BUFS presents blistering satire, BlacKkKlansman

In its first screening of the new year, the Brock University Film Society (BUFS) will showcase BlacKkKlansman, the remarkable true story of a black police officer who successfully infiltrated the Ku Klux Klan.

The film was brought to life by visionary filmmaker Spike Lee, with the production team behind the Academy-Award winning movie, Get Out. It will be screened Thursday, Jan. 17 at the Film House in the FirstOntario Performing Arts Centre in downtown St. Catharines.

Set in the early 1970s, amid the struggle for civil rights, BlacKkKlansman follows officer Ron Stallworth (John David Washington) as he poses as a racist extremist in order to gain insight into the notorious hate group.

Stallworth contacts the KKK and soon finds himself invited into its inner circle, even cultivating a relationship with David Duke (Topher Grace), the Klan’s unsuspecting Grand Wizard. With the undercover investigation growing ever more complex, Stallworth’s white colleague, Flip Zimmerman (Adam Driver), poses as Stallworth in face-to-face meetings with members of the KKK, gaining insider’s knowledge of a deadly plot. Together, Stallworth and Zimmerman team up to take down the organization whose real aim is to sanitize its violent rhetoric to appeal to the mainstream.

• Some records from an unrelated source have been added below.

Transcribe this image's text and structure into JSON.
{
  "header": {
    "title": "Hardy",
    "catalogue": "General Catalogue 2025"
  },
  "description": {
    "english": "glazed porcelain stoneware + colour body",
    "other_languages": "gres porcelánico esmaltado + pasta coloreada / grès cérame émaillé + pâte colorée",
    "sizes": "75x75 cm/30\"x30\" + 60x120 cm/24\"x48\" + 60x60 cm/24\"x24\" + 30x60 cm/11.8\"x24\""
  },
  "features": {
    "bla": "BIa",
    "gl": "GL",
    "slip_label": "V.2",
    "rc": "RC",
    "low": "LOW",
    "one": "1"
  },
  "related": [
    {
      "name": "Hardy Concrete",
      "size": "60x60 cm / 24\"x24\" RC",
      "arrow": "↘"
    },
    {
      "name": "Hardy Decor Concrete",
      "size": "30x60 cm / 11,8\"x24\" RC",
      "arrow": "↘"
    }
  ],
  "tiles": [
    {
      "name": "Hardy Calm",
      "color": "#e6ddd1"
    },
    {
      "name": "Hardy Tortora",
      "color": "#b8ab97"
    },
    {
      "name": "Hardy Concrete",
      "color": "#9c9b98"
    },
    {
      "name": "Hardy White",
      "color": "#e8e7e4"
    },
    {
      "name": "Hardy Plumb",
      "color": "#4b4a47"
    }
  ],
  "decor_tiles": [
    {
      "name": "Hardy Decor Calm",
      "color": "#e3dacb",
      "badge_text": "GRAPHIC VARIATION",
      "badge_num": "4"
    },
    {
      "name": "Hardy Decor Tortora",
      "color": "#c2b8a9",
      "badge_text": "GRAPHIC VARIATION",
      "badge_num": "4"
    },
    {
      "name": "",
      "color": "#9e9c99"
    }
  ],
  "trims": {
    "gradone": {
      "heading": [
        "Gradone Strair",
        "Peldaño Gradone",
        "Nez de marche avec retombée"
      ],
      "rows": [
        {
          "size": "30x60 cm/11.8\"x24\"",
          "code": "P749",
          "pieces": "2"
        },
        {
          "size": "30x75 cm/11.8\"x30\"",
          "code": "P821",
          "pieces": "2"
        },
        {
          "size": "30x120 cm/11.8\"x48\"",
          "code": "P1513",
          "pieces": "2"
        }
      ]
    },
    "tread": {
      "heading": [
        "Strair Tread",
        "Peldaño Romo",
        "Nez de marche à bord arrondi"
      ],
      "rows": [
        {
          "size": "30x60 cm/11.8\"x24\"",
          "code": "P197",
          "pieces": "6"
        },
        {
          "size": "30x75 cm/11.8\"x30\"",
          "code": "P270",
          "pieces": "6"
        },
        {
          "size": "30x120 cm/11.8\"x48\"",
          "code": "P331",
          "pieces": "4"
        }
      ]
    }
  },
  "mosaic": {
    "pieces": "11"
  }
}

“It is no surprise that director Spike Lee prefers a hammer to a scalpel for this real-life drama, but his righteous fury is supplemented with a mature thoughtfulness that gives the proceedings the grim weight of history,” says Screen International.

Tickets for all BUFS shows are available at the Film House in the FirstOntario Performing Arts Centre (PAC) on the evening of screenings. General admission is $9.50 or $7 for members, plus tax. Memberships are available through the Film House website.

Visit the BUFS web page for a full list of this season’s selections. A calendar of films coming to the PAC over the next few months is posted on the Film House website. Look for the red B that indicates a BUFS-hosted screening.

For more than 40 years, the Department of Communication, Popular Culture and Film has hosted the film society (previously known as a series) to bring some of the best in independent, international and Canadian cinema to St. Catharines.